In 1974, Stephen Hawking theorized that black holes might not be the inescapable, bottomless void people have thought it to be. Which means that, as the famous physicist said, black holes could have a possible exit, and that through this exit energy could escape.

This is known as the "Hawking radiation." Matter and antimatter pairs of particles constantly obliterate each other. But if one of these particles is pulled in the event horizon of a black hole just before the pair annihilates, one would fall into the black hole while the other would escape and become Hawking radiation.

Jeff Steinhauer, a physicist at the Technion-Israel Institute of Technology in Haifa, Israel, has created an artificial black hole in his lab. According to Steinhauer, the experimental black hole, which was done using the laws of sound rather than the laws of light, showed compelling evidence of the Hawking radiation.

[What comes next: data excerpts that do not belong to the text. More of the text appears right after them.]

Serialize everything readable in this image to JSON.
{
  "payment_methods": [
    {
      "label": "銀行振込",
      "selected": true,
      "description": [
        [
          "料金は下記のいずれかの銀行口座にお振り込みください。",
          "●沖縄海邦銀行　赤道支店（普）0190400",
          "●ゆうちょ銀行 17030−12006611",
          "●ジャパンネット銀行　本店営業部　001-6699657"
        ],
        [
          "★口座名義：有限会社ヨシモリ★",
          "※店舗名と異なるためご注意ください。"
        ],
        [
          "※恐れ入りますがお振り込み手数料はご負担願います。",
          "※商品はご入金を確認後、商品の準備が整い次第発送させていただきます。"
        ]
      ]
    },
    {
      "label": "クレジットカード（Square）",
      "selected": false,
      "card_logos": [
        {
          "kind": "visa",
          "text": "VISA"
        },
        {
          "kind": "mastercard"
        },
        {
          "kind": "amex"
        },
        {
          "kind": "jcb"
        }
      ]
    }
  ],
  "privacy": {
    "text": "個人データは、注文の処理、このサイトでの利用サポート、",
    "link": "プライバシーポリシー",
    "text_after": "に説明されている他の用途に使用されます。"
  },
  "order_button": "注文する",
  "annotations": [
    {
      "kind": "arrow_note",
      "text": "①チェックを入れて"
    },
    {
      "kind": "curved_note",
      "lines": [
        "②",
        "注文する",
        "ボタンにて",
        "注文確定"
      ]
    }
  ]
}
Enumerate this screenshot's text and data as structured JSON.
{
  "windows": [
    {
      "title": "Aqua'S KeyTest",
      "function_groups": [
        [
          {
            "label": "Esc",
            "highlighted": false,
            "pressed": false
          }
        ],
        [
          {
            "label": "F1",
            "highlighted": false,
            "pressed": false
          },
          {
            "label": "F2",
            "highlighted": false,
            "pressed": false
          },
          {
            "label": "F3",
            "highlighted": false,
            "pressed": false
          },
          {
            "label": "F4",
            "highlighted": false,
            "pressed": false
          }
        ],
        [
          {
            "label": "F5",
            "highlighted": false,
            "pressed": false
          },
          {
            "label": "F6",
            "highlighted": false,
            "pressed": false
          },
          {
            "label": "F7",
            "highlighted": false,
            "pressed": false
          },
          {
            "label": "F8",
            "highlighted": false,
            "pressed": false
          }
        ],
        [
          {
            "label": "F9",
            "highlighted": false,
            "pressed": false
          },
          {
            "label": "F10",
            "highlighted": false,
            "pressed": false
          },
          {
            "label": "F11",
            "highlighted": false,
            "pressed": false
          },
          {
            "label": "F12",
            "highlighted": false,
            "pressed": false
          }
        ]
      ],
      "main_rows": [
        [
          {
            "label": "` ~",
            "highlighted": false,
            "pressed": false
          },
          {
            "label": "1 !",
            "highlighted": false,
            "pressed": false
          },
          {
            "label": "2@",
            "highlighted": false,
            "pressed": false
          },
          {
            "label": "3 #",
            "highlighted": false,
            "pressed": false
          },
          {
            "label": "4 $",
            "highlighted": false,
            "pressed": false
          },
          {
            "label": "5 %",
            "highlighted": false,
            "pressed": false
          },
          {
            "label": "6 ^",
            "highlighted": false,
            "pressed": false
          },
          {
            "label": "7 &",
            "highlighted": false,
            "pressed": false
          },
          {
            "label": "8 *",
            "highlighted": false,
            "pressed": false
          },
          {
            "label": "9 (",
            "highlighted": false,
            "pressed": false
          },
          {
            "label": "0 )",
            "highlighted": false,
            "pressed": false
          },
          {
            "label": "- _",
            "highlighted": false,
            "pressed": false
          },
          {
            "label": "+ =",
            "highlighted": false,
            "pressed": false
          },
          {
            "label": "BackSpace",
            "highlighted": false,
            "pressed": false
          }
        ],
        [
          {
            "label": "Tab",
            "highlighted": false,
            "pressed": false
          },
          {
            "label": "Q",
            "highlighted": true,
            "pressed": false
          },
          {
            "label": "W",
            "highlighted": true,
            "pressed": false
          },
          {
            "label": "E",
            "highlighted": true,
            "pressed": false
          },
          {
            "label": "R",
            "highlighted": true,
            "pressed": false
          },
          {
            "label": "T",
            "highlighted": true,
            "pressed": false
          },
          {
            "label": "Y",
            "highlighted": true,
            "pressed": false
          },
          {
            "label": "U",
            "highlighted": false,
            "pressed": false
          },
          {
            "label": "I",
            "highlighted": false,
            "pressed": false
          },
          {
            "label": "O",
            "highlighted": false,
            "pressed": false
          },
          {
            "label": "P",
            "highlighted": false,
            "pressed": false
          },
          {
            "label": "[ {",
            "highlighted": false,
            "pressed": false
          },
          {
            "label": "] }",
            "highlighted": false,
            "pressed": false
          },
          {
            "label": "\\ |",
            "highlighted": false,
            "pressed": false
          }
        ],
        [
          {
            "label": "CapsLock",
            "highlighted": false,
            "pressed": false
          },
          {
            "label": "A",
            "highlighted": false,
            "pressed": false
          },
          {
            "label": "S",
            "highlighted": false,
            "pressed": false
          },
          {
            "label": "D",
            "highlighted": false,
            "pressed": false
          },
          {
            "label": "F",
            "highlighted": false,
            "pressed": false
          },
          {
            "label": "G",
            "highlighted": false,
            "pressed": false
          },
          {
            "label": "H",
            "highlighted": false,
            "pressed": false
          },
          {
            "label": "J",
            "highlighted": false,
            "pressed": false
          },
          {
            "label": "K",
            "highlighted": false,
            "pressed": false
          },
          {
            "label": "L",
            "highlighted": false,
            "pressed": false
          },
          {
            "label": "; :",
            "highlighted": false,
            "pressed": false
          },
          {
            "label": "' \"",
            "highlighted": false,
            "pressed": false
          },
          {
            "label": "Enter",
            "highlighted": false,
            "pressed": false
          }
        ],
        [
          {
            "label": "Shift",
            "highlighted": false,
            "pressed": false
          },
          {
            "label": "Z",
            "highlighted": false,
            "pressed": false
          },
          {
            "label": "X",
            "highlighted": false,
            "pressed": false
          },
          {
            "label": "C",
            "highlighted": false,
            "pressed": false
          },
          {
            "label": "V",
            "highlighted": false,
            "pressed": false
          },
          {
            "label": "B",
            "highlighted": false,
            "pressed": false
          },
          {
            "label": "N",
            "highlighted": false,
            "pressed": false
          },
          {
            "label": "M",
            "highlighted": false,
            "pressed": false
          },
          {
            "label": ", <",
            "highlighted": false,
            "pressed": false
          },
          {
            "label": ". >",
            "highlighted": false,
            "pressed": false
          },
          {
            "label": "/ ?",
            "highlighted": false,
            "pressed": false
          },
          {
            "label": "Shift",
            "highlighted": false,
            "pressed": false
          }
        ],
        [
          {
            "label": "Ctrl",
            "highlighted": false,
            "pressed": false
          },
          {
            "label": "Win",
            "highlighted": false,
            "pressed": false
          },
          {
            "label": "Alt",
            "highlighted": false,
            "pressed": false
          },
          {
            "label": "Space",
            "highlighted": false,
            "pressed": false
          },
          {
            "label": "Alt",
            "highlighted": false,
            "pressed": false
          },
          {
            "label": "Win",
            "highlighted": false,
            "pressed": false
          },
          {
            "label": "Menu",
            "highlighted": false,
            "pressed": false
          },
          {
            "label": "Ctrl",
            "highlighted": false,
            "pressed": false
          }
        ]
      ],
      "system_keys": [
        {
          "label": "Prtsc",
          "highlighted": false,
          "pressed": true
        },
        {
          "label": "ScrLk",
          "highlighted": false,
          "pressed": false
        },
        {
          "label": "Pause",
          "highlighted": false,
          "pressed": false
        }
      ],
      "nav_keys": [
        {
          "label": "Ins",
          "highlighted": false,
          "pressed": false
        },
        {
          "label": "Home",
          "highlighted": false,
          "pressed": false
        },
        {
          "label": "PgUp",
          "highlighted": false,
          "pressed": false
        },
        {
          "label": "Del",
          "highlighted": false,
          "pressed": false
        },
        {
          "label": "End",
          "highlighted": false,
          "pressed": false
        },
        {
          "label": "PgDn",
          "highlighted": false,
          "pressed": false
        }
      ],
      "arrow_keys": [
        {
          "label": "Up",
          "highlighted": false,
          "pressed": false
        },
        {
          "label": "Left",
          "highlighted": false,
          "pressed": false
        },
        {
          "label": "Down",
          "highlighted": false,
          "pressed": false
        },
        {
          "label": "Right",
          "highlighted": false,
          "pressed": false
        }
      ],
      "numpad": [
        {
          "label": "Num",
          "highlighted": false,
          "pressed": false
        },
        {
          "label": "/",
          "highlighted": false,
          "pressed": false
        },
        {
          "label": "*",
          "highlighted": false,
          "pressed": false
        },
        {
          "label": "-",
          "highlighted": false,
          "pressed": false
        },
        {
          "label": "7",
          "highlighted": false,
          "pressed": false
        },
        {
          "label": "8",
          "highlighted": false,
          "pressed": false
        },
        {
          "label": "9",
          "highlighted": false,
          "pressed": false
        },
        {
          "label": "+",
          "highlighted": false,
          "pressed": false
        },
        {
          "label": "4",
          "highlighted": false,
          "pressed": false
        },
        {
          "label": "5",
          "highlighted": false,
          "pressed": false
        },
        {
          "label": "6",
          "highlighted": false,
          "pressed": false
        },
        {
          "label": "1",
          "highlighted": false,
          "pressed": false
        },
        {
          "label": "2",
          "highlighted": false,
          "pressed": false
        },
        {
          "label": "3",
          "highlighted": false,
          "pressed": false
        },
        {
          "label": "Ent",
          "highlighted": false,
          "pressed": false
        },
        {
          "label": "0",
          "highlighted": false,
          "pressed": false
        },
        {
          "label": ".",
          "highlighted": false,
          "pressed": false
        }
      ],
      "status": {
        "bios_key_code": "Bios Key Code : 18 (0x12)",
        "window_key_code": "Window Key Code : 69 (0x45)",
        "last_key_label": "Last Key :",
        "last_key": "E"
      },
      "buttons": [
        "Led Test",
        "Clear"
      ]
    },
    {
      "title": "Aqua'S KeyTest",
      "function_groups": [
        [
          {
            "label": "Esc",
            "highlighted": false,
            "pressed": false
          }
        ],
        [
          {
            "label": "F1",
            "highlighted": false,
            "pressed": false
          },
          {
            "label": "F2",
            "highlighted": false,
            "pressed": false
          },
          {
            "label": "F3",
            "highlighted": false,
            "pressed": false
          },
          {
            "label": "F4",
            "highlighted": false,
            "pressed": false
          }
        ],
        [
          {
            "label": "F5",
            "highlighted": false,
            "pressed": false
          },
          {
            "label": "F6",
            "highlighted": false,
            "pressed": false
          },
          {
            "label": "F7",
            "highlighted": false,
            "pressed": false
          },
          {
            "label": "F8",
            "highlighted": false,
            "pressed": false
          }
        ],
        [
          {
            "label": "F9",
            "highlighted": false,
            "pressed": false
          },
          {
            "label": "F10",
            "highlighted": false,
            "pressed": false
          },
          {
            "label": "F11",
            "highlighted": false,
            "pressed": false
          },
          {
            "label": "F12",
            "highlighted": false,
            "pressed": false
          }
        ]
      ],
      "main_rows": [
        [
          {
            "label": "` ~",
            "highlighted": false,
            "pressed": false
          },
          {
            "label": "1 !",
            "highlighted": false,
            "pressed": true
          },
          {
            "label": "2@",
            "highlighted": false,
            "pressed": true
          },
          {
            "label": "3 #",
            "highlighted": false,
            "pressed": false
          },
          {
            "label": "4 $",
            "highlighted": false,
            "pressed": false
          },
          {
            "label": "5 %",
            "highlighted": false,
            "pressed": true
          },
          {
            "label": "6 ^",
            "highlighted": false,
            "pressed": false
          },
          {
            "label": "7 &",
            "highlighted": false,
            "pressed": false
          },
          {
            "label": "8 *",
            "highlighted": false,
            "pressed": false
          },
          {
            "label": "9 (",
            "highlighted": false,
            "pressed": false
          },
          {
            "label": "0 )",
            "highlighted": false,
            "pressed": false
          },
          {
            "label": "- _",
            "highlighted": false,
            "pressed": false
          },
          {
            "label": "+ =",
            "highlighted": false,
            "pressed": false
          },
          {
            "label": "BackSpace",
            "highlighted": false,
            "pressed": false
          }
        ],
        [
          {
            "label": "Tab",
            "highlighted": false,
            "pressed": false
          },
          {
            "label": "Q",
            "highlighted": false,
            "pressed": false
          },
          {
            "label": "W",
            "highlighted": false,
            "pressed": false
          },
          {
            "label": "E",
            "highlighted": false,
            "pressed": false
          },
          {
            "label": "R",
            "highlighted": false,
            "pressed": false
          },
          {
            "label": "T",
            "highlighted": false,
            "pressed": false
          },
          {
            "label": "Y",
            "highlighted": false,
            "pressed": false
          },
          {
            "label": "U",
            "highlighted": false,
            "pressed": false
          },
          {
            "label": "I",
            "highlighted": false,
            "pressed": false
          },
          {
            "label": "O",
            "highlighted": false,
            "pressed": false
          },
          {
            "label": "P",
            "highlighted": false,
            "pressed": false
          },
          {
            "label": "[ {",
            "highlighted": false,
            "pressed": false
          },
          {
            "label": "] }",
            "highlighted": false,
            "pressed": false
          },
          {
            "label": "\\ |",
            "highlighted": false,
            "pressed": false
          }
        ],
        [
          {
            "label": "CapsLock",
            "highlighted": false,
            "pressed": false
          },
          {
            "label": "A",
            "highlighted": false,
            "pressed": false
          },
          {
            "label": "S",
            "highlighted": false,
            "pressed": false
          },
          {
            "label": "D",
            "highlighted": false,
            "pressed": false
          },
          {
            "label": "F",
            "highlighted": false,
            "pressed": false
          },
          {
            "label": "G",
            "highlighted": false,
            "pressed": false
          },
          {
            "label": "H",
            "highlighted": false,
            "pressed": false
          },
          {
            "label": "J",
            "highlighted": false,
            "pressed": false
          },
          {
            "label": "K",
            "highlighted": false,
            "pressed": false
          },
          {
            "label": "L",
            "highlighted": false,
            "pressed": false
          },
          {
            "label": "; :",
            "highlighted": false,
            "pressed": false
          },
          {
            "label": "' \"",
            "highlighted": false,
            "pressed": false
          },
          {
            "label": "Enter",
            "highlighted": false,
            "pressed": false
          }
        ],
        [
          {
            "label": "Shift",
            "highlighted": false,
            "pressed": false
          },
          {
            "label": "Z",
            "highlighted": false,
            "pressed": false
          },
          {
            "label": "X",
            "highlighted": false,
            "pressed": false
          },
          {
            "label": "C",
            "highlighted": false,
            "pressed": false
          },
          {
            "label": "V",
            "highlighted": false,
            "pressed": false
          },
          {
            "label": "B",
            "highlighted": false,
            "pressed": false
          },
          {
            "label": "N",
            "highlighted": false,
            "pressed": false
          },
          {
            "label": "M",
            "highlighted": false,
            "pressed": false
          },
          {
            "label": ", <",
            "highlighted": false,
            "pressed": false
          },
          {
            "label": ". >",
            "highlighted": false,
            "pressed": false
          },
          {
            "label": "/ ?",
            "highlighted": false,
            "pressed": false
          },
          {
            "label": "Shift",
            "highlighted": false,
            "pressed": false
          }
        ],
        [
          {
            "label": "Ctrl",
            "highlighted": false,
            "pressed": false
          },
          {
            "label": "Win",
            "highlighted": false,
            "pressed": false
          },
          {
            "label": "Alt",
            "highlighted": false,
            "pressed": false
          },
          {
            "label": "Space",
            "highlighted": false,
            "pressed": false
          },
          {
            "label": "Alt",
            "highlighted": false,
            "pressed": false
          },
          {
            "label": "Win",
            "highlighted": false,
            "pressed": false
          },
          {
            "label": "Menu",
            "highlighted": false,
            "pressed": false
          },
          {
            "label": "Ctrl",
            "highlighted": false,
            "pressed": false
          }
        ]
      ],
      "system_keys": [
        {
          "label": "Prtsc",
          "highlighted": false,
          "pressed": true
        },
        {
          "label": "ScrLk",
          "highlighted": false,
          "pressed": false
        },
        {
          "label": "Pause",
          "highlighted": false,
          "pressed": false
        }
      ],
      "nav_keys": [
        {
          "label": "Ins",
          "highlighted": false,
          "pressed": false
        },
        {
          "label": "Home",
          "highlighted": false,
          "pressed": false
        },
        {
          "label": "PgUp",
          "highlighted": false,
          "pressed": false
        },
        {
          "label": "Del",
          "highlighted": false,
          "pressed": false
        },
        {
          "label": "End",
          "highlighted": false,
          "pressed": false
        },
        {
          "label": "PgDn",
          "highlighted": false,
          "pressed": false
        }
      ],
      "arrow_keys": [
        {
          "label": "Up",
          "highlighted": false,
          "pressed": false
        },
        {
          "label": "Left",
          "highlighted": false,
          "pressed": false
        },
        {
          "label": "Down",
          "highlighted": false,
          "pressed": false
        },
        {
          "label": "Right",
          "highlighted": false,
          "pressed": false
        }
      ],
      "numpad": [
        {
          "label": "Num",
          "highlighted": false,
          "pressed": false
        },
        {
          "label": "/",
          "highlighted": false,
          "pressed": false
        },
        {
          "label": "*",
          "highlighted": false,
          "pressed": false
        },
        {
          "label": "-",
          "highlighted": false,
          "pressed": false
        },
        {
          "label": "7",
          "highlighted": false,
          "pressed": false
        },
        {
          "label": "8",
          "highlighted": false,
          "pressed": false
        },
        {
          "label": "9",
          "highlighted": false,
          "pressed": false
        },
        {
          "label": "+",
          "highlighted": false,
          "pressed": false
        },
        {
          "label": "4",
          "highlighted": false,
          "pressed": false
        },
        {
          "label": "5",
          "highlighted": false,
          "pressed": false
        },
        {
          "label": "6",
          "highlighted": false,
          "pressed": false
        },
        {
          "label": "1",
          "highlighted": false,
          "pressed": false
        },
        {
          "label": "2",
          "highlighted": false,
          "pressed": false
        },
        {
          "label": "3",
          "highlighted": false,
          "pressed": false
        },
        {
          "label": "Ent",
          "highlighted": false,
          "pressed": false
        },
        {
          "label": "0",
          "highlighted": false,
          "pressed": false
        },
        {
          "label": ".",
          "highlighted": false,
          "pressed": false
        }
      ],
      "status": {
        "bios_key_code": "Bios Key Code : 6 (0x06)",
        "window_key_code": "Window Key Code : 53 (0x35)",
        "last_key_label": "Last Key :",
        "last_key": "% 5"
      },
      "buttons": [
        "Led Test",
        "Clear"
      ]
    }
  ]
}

The analogue black hole was created using cold rubidium atoms that entered the quantum state called Bose-Einstein condensate (BEC). Using laser beams, Steinhauer created a waterfall effect: atoms moved slowly but as they poured over the edge, they accelerated at speeds faster than the speed of sound. Thus, the acoustic black hole was created.

In the acoustic black hole, phonons - the individual units of sound - could not escape past the energy waterfall as the condensate was flowing faster. Like swimming against a river, a person could not move forward or back if the river is flowing faster than the person swimming, Steinhauer told Business Insider. The same happens with black holes, except that in space black holes, the light particles could not escape the light-speed pull of gravity.

Steinhauer also observed that when pairs of phonons were created near the analogue black hole, one particle fell in while the other escaped. He said that this is the same with a photon escaping a real black hole.

In the experiment, Steinhauer also explored the idea of "entanglement," which is one of the most important principles of the quantum mechanics. Entanglement happens between two particles, where even if one particle falls into the black hole and the other escapes, the particle outside will still carry the information of the trapped particle.

"The reason people care about black holes and Hawking radiation is not to learn about the black holes themselves so much as to test the new laws of physics," Steinhauer told Business Insider.

"Verifying that Hawking radiation really occurs is a good step toward trying to figure out what the new laws of physics are."